Donnerstag, 1. Oktober 2009

Riesenhaftes Straßentheater von Royal de luxe ab morgen in Berlin

Die Riesen sind da. Am Schloßplatz sprudelt schon der Geysir, der von ihrer Ankunft kündet. Hier das Vorzeichen. Noch trainieren die beiden Hauptdarsteller in einem Flughafenhangar. Morgen um zehn wird die kleine Riesin am Roten Rathaus erwartet. Sie spaziert dann zum Bebelplatz und am Nachmittag von dort zum Lustgarten. Es ist ein Ereignis, das man nicht verpassen sollte. Die aus recycleten Materialien gefertigten Marionnetten sind wahre Kunstwerke, die sich trotz ihrer Größe unglaublich natürlich bewegen können.
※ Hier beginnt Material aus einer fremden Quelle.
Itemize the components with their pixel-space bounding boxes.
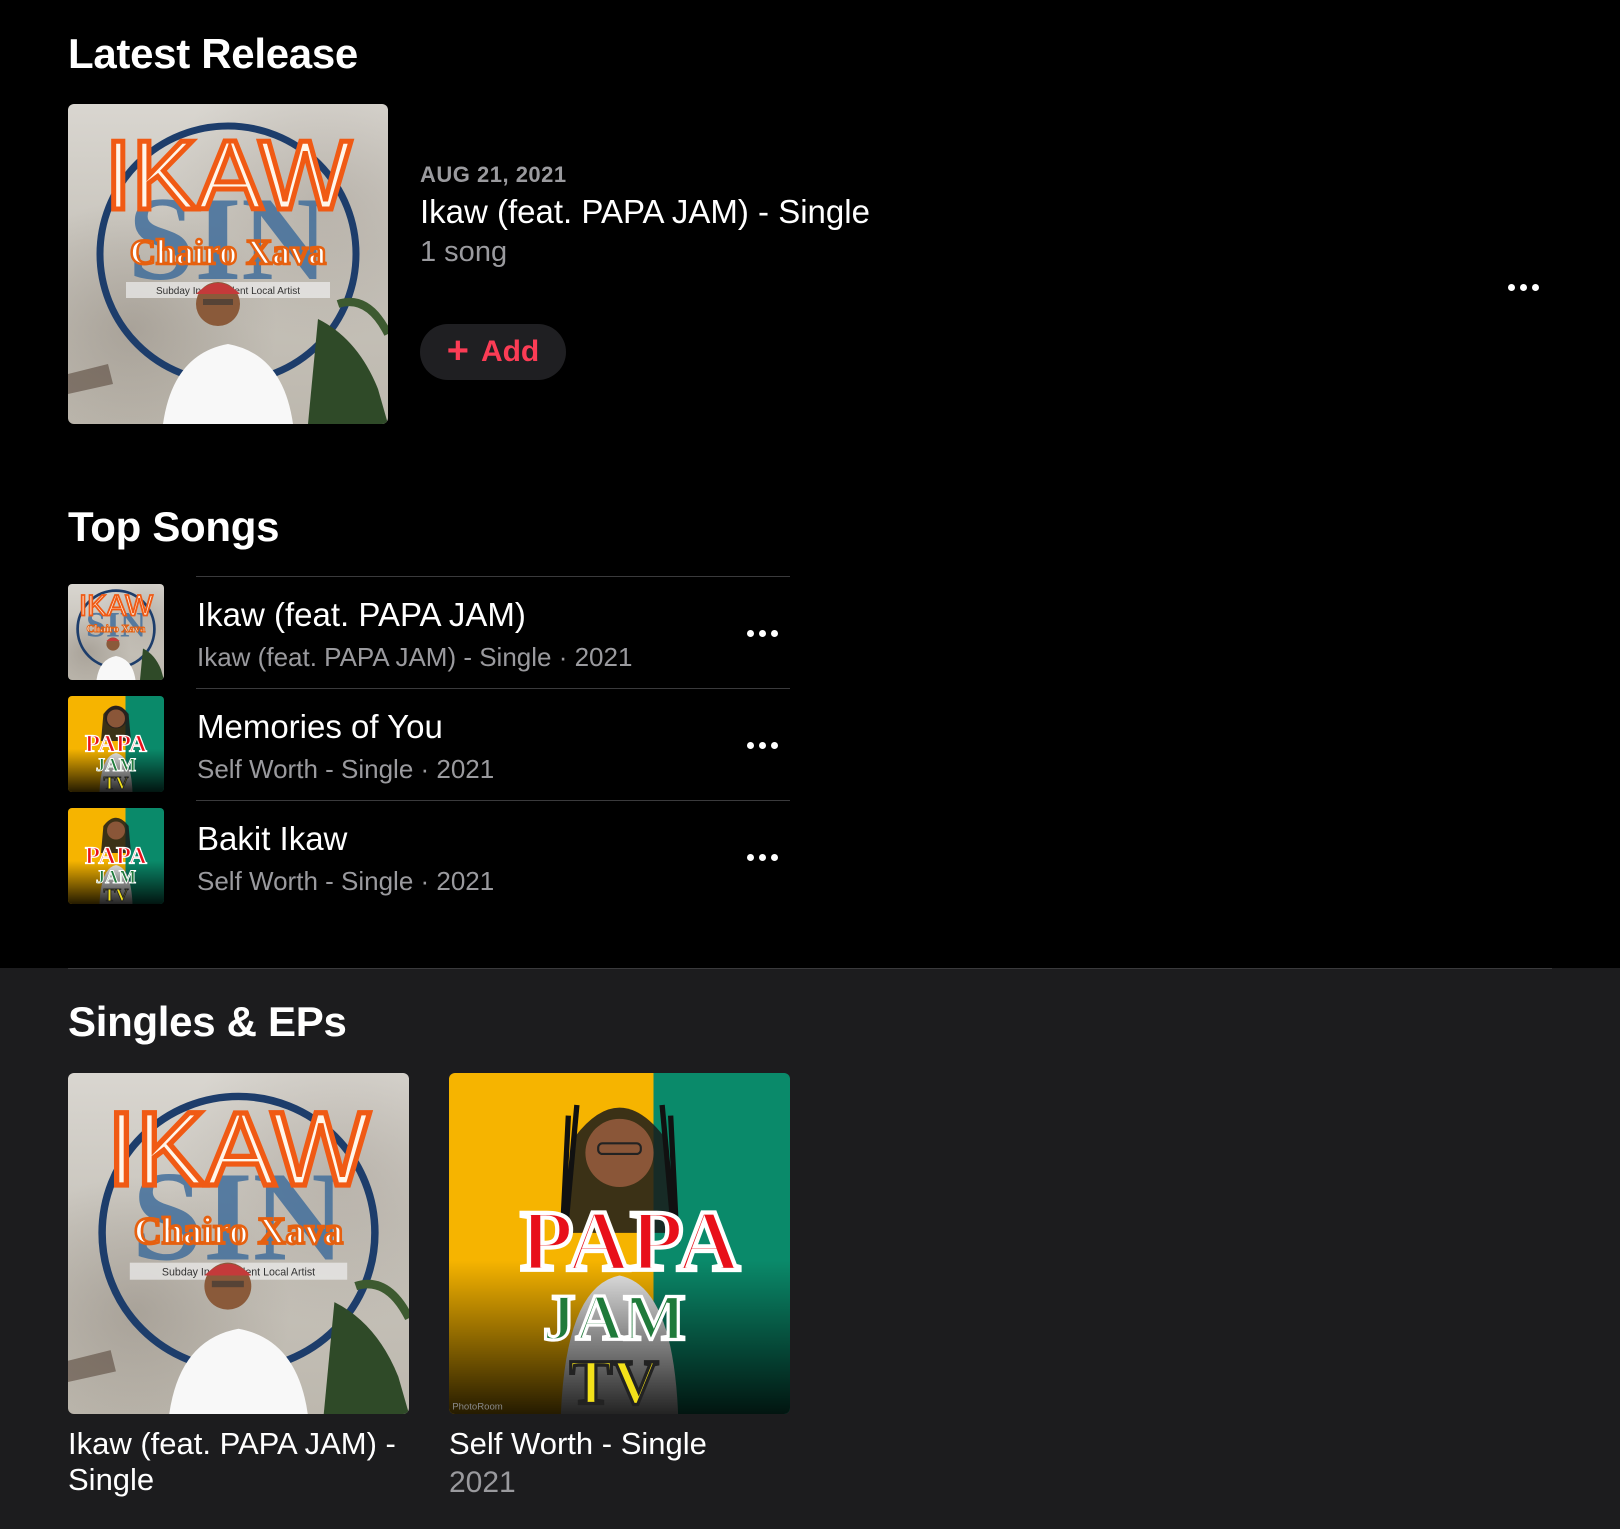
- song-title: Bakit Ikaw: [197, 820, 348, 857]
- song-artwork-bakit-ikaw: PAPA JAM TV: [68, 808, 164, 904]
- single-artwork-ikaw[interactable]: SIN IKAW Chairo Xava Subday Independent …: [68, 1073, 409, 1414]
- song-title: Memories of You: [197, 708, 443, 745]
- ikaw-cover-art: SIN IKAW Chairo Xava: [76, 589, 164, 680]
- singles-heading: Singles & EPs: [68, 998, 347, 1045]
- release-title[interactable]: Ikaw (feat. PAPA JAM) - Single: [420, 193, 870, 231]
- latest-release-artwork[interactable]: SIN IKAW Chairo Xava Subday Independent …: [68, 104, 388, 424]
- add-label: Add: [480, 335, 540, 368]
- release-song-count: 1 song: [420, 236, 508, 268]
- svg-text:IKAW: IKAW: [107, 1091, 370, 1208]
- ikaw-cover-art: SIN IKAW Chairo Xava Subday Independent …: [68, 118, 388, 424]
- song-more-icon[interactable]: [747, 742, 778, 749]
- svg-text:Chairo Xava: Chairo Xava: [134, 1211, 343, 1253]
- svg-text:IKAW: IKAW: [79, 590, 153, 623]
- svg-text:PAPA: PAPA: [520, 1192, 740, 1289]
- song-artwork-ikaw: SIN IKAW Chairo Xava: [68, 584, 164, 680]
- papa-jam-cover-art: PAPA JAM TV: [68, 696, 164, 792]
- song-divider: [196, 800, 790, 801]
- svg-text:TV: TV: [570, 1346, 659, 1414]
- song-title: Ikaw (feat. PAPA JAM): [197, 596, 526, 633]
- svg-text:PAPA: PAPA: [85, 843, 147, 870]
- song-subtitle: Self Worth - Single · 2021: [197, 754, 495, 784]
- svg-text:JAM: JAM: [543, 1281, 686, 1354]
- song-row-bakit-ikaw[interactable]: [68, 806, 790, 916]
- papa-jam-cover-art: PAPA JAM TV: [68, 808, 164, 904]
- single-title-line2: Single: [68, 1462, 155, 1497]
- add-button[interactable]: + Add: [420, 324, 566, 380]
- single-title[interactable]: Ikaw (feat. PAPA JAM) - Single: [68, 1426, 396, 1498]
- ikaw-cover-art: SIN IKAW Chairo Xava Subday Independent …: [68, 1088, 409, 1414]
- song-divider: [196, 688, 790, 689]
- song-more-icon[interactable]: [747, 854, 778, 861]
- single-year: 2021: [449, 1466, 516, 1499]
- svg-text:Chairo Xava: Chairo Xava: [87, 623, 146, 635]
- art-artist-name: Chairo Xava: [130, 232, 326, 272]
- song-subtitle: Ikaw (feat. PAPA JAM) - Single · 2021: [197, 642, 633, 672]
- artist-page: Latest Release SIN IKAW Chairo Xava Subd…: [0, 0, 1620, 1529]
- song-subtitle: Self Worth - Single · 2021: [197, 866, 495, 896]
- section-divider: [68, 968, 1552, 969]
- top-songs-heading: Top Songs: [68, 503, 280, 550]
- art-ikaw-title: IKAW: [105, 120, 352, 230]
- svg-text:TV: TV: [103, 885, 128, 904]
- papa-jam-cover-art: PAPA JAM TV PhotoRoom: [449, 1073, 790, 1414]
- release-date: AUG 21, 2021: [420, 162, 567, 187]
- song-artwork-memories-of-you: PAPA JAM TV: [68, 696, 164, 792]
- plus-icon: +: [446, 329, 469, 372]
- song-more-icon[interactable]: [747, 630, 778, 637]
- svg-text:TV: TV: [103, 773, 128, 792]
- single-title[interactable]: Self Worth - Single: [449, 1426, 707, 1462]
- latest-release-heading: Latest Release: [68, 30, 358, 77]
- latest-release-more-icon[interactable]: [1508, 284, 1539, 291]
- single-title-line1: Ikaw (feat. PAPA JAM) -: [68, 1426, 396, 1461]
- svg-text:PAPA: PAPA: [85, 731, 147, 758]
- svg-text:PhotoRoom: PhotoRoom: [452, 1402, 503, 1413]
- song-divider: [196, 576, 790, 577]
- single-artwork-self-worth[interactable]: PAPA JAM TV PhotoRoom: [449, 1073, 790, 1414]
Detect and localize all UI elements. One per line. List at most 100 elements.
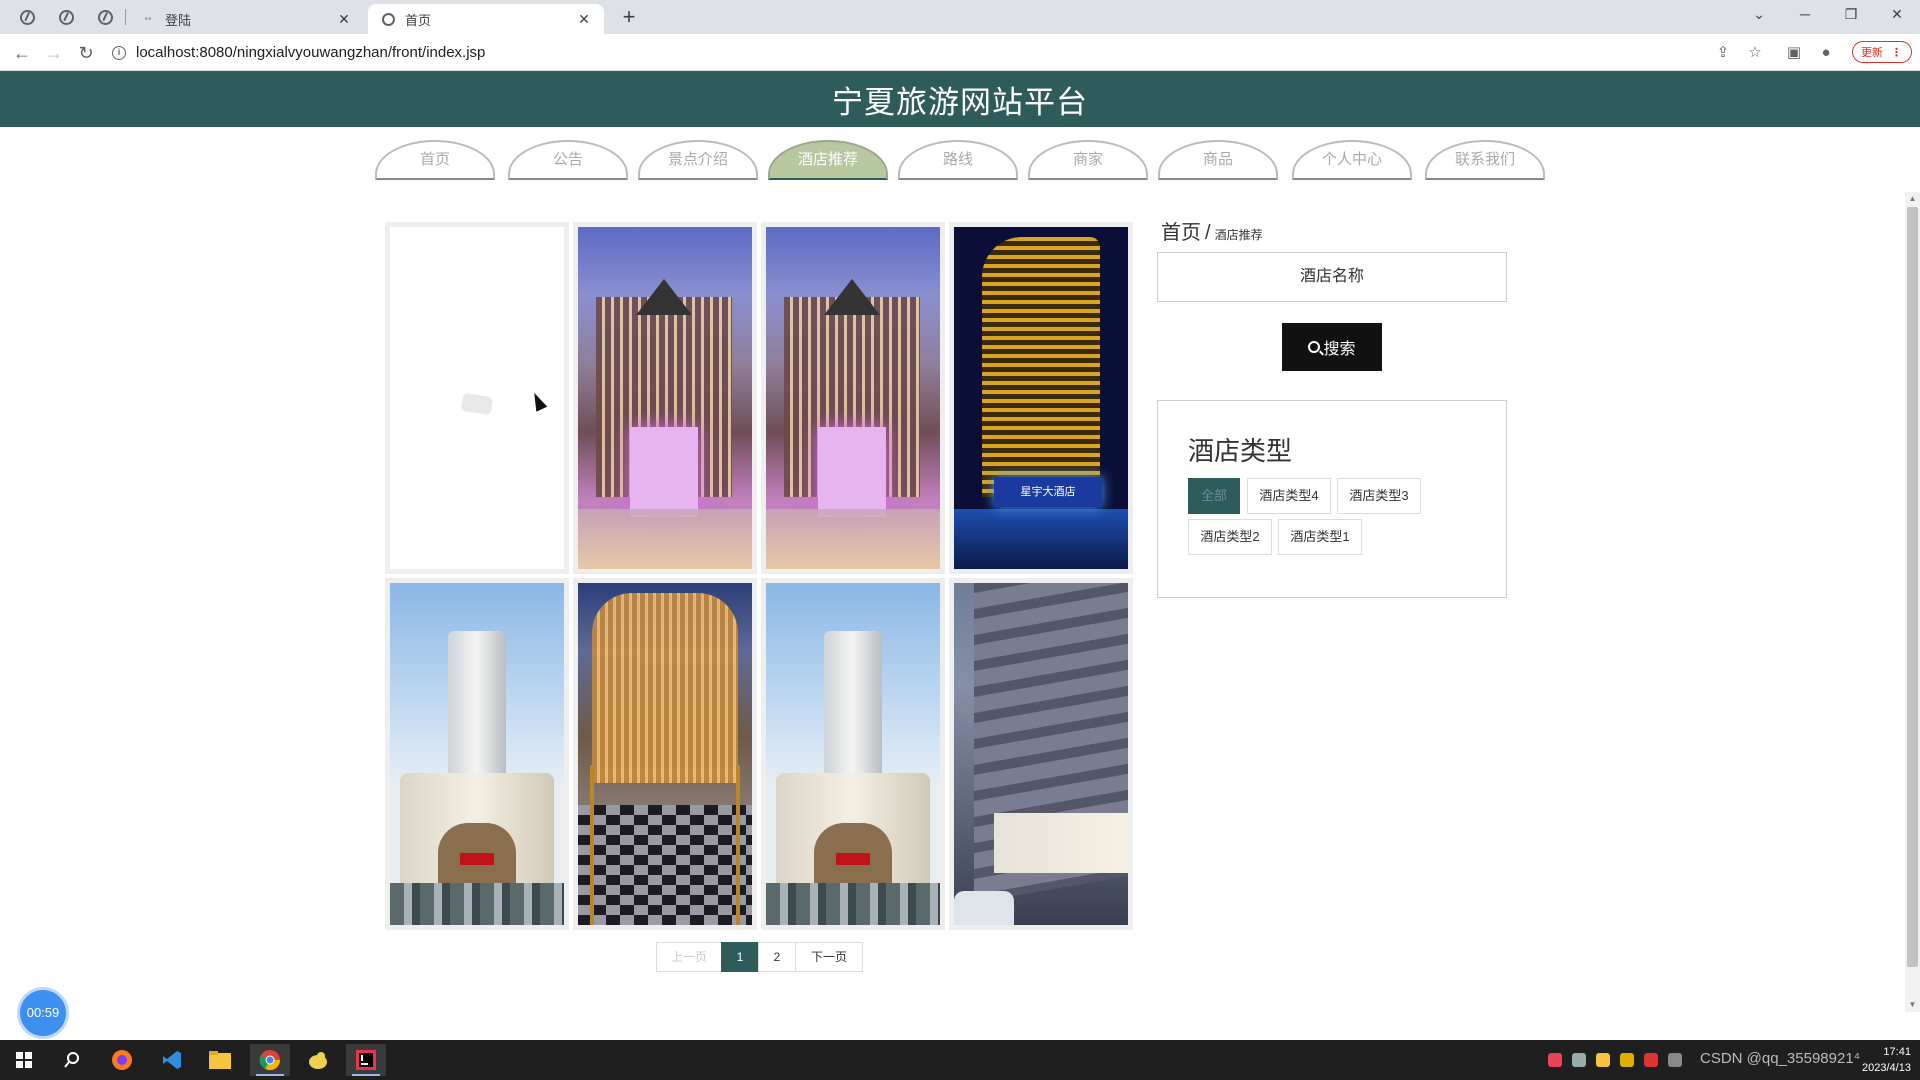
globe-icon — [380, 11, 396, 27]
breadcrumb: 首页 / 酒店推荐 — [1161, 216, 1263, 245]
hotel-card[interactable]: 星宇大酒店 — [949, 222, 1133, 574]
close-icon[interactable]: ✕ — [336, 11, 352, 28]
tab-search-icon[interactable]: ⌄ — [1736, 0, 1782, 30]
hotel-image — [578, 583, 752, 925]
type-chip-1[interactable]: 酒店类型1 — [1278, 519, 1362, 555]
forward-arrow-icon[interactable]: → — [40, 39, 68, 67]
next-page-button[interactable]: 下一页 — [795, 942, 863, 972]
chrome-icon[interactable] — [250, 1044, 290, 1076]
taskbar-clock[interactable]: 17:41 2023/4/13 — [1862, 1044, 1911, 1076]
hotel-image: 星宇大酒店 — [954, 227, 1128, 569]
site-header: 宁夏旅游网站平台 — [0, 71, 1920, 127]
update-button[interactable]: 更新 ⋮ — [1852, 41, 1912, 63]
hotel-image — [766, 583, 940, 925]
site-title: 宁夏旅游网站平台 — [832, 84, 1088, 120]
type-chip-3[interactable]: 酒店类型3 — [1337, 478, 1421, 514]
hotel-image — [954, 583, 1128, 925]
pinned-tab[interactable] — [14, 6, 40, 28]
nav-notice[interactable]: 公告 — [508, 140, 628, 180]
hotel-name-search-input[interactable] — [1157, 252, 1507, 302]
tray-app-icon[interactable] — [1644, 1053, 1658, 1067]
hotel-sign: 星宇大酒店 — [994, 477, 1102, 507]
shield-icon[interactable] — [1620, 1053, 1634, 1067]
pinned-tab[interactable] — [53, 6, 79, 28]
side-panel-icon[interactable]: ▣ — [1784, 43, 1804, 63]
hotel-card[interactable] — [761, 222, 945, 574]
search-button[interactable]: 搜索 — [1282, 323, 1382, 371]
back-arrow-icon[interactable]: ← — [8, 39, 36, 67]
prev-page-button[interactable]: 上一页 — [656, 942, 722, 972]
update-label: 更新 — [1861, 47, 1883, 59]
nav-hotels[interactable]: 酒店推荐 — [768, 140, 888, 180]
search-button-label: 搜索 — [1323, 341, 1356, 358]
type-chip-all[interactable]: 全部 — [1188, 478, 1240, 514]
minimize-button[interactable]: ─ — [1782, 0, 1828, 30]
system-tray — [1548, 1040, 1692, 1080]
pinned-tab[interactable] — [92, 6, 118, 28]
nav-profile[interactable]: 个人中心 — [1292, 140, 1412, 180]
file-explorer-icon[interactable] — [200, 1044, 240, 1076]
scroll-up-arrow-icon[interactable]: ▲ — [1905, 192, 1920, 206]
hotel-card[interactable] — [949, 578, 1133, 930]
recording-timer[interactable]: 00:59 — [20, 990, 66, 1036]
hotel-card[interactable] — [761, 578, 945, 930]
scroll-down-arrow-icon[interactable]: ▼ — [1905, 998, 1920, 1012]
globe-icon — [97, 9, 113, 25]
tray-app-icon[interactable] — [1596, 1053, 1610, 1067]
new-tab-button[interactable]: + — [615, 4, 643, 32]
tray-watermark: CSDN @qq_35598921⁴ — [1700, 1050, 1861, 1067]
windows-start-icon[interactable] — [4, 1044, 44, 1076]
info-icon[interactable]: i — [112, 45, 126, 60]
type-chip-2[interactable]: 酒店类型2 — [1188, 519, 1272, 555]
close-window-button[interactable]: ✕ — [1874, 0, 1920, 30]
page-2-button[interactable]: 2 — [758, 942, 796, 972]
intellij-icon[interactable] — [346, 1044, 386, 1076]
hotel-image — [578, 227, 752, 569]
firefox-icon[interactable] — [102, 1044, 142, 1076]
tray-app-icon[interactable] — [1668, 1053, 1682, 1067]
nav-routes[interactable]: 路线 — [898, 140, 1018, 180]
page-1-button[interactable]: 1 — [721, 942, 759, 972]
address-bar-row: ← → ↻ i localhost:8080/ningxialvyouwangz… — [0, 34, 1920, 71]
close-icon[interactable]: ✕ — [576, 11, 592, 28]
profile-icon[interactable]: ● — [1816, 43, 1836, 63]
url-field[interactable]: i localhost:8080/ningxialvyouwangzhan/fr… — [112, 38, 1712, 67]
app-duck-icon[interactable] — [298, 1044, 338, 1076]
tab-home[interactable]: 首页 ✕ — [368, 4, 604, 34]
url-text: localhost:8080/ningxialvyouwangzhan/fron… — [136, 44, 486, 61]
hotel-card[interactable] — [573, 222, 757, 574]
share-icon[interactable]: ⇪ — [1713, 43, 1733, 63]
hotel-image — [390, 583, 564, 925]
tray-app-icon[interactable] — [1572, 1053, 1586, 1067]
reload-icon[interactable]: ↻ — [72, 39, 100, 67]
hotel-card[interactable] — [573, 578, 757, 930]
nav-contact[interactable]: 联系我们 — [1425, 140, 1545, 180]
search-icon[interactable] — [52, 1044, 92, 1076]
hotel-card[interactable] — [385, 578, 569, 930]
tab-separator — [125, 9, 126, 25]
nav-home[interactable]: 首页 — [375, 140, 495, 180]
clock-time: 17:41 — [1883, 1046, 1911, 1058]
globe-icon — [19, 9, 35, 25]
scrollbar-thumb[interactable] — [1907, 207, 1918, 967]
tray-app-icon[interactable] — [1548, 1053, 1562, 1067]
tab-login[interactable]: •• 登陆 ✕ — [128, 4, 364, 34]
breadcrumb-current: 酒店推荐 — [1214, 228, 1263, 242]
hotel-type-panel: 酒店类型 全部 酒店类型4 酒店类型3 酒店类型2 酒店类型1 — [1157, 400, 1507, 598]
globe-icon — [58, 9, 74, 25]
breadcrumb-home[interactable]: 首页 — [1161, 222, 1201, 244]
breadcrumb-separator: / — [1205, 222, 1211, 244]
type-chip-4[interactable]: 酒店类型4 — [1247, 478, 1331, 514]
bookmark-star-icon[interactable]: ☆ — [1745, 43, 1765, 63]
kebab-menu-icon: ⋮ — [1891, 46, 1902, 59]
tab-label: 登陆 — [165, 12, 192, 28]
hotel-image — [766, 227, 940, 569]
nav-merchants[interactable]: 商家 — [1028, 140, 1148, 180]
clock-date: 2023/4/13 — [1862, 1062, 1911, 1074]
restore-button[interactable]: ❐ — [1828, 0, 1874, 30]
nav-products[interactable]: 商品 — [1158, 140, 1278, 180]
nav-attractions[interactable]: 景点介绍 — [638, 140, 758, 180]
vscode-icon[interactable] — [152, 1044, 192, 1076]
browser-tab-bar: •• 登陆 ✕ 首页 ✕ + ⌄ ─ ❐ ✕ — [0, 0, 1920, 34]
tab-label: 首页 — [405, 12, 432, 28]
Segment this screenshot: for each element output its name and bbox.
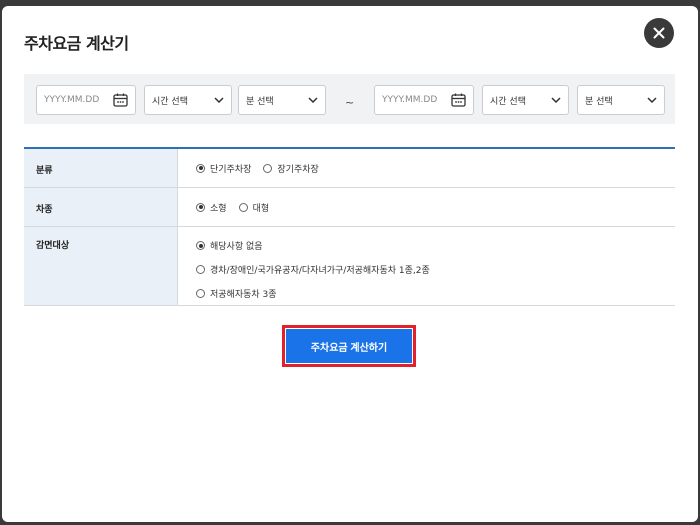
radio-indicator <box>196 288 205 298</box>
parking-options-table: 분류 단기주차장 장기주차장 차종 소형 대형 감면대상 해당사항 없음 경차/… <box>24 147 675 306</box>
end-minute-value: 분 선택 <box>585 96 613 107</box>
vehicle-type-options: 소형 대형 <box>178 188 675 226</box>
option-label: 저공해자동차 3종 <box>210 289 277 300</box>
end-date-placeholder: YYYY.MM.DD <box>382 95 438 105</box>
calendar-icon <box>113 93 128 107</box>
radio-short-term-parking[interactable]: 단기주차장 <box>196 162 251 175</box>
radio-indicator <box>196 265 205 274</box>
start-date-input[interactable]: YYYY.MM.DD <box>36 85 136 115</box>
range-separator: ~ <box>345 96 355 109</box>
discount-options: 해당사항 없음 경차/장애인/국가유공자/다자녀가구/저공해자동차 1종,2종 … <box>178 227 675 305</box>
radio-large-vehicle[interactable]: 대형 <box>238 201 270 214</box>
discount-label: 감면대상 <box>24 227 178 305</box>
calculate-fee-button[interactable]: 주차요금 계산하기 <box>286 329 412 363</box>
end-date-input[interactable]: YYYY.MM.DD <box>374 85 474 115</box>
radio-indicator <box>196 241 205 251</box>
radio-discount-eligible[interactable]: 경차/장애인/국가유공자/다자녀가구/저공해자동차 1종,2종 <box>196 258 663 282</box>
vehicle-type-label: 차종 <box>24 188 178 226</box>
option-label: 해당사항 없음 <box>210 242 263 253</box>
option-label: 소형 <box>210 203 227 214</box>
chevron-down-icon <box>214 97 224 103</box>
chevron-down-icon <box>647 97 657 103</box>
end-hour-value: 시간 선택 <box>490 96 526 107</box>
radio-indicator <box>263 163 273 173</box>
chevron-down-icon <box>308 97 318 103</box>
datetime-filter-bar: YYYY.MM.DD 시간 선택 분 선택 ~ YYYY.MM.DD 시간 선택… <box>24 74 675 124</box>
category-row: 분류 단기주차장 장기주차장 <box>24 149 675 188</box>
radio-indicator <box>196 163 205 173</box>
close-icon <box>653 27 665 39</box>
category-options: 단기주차장 장기주차장 <box>178 149 675 187</box>
parking-fee-modal: 주차요금 계산기 YYYY.MM.DD 시간 선택 분 선택 ~ YYYY.MM… <box>2 6 698 522</box>
radio-long-term-parking[interactable]: 장기주차장 <box>263 162 319 175</box>
option-label: 경차/장애인/국가유공자/다자녀가구/저공해자동차 1종,2종 <box>210 266 430 276</box>
radio-small-vehicle[interactable]: 소형 <box>196 201 227 214</box>
chevron-down-icon <box>551 97 561 103</box>
start-hour-select[interactable]: 시간 선택 <box>144 85 232 115</box>
close-button[interactable] <box>644 18 674 48</box>
modal-title: 주차요금 계산기 <box>24 34 129 53</box>
vehicle-type-row: 차종 소형 대형 <box>24 188 675 227</box>
radio-indicator <box>238 202 248 212</box>
radio-discount-eco-3[interactable]: 저공해자동차 3종 <box>196 281 663 305</box>
end-hour-select[interactable]: 시간 선택 <box>482 85 569 115</box>
category-label: 분류 <box>24 149 178 187</box>
discount-row: 감면대상 해당사항 없음 경차/장애인/국가유공자/다자녀가구/저공해자동차 1… <box>24 227 675 306</box>
end-minute-select[interactable]: 분 선택 <box>577 85 665 115</box>
start-minute-value: 분 선택 <box>246 96 274 107</box>
start-minute-select[interactable]: 분 선택 <box>238 85 326 115</box>
start-date-placeholder: YYYY.MM.DD <box>44 95 100 105</box>
option-label: 대형 <box>252 203 270 214</box>
calendar-icon <box>451 93 466 107</box>
option-label: 단기주차장 <box>210 164 252 175</box>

Dabei sind allein das Laufen, das Eisschlecken oder Wimpernklimpern logistische Meisterleistungen von mehreren Dutzend Lilliputanern. Dazu kommen noch weitere spektakuläre Aktionen wie Bootsfahrten oder die Umarmung der siebeneinhalb Meter hohen Kleinen Riesin mit dem doppelt so großen Tiefseetaucher am Sonnabend am Brandenburger Tor.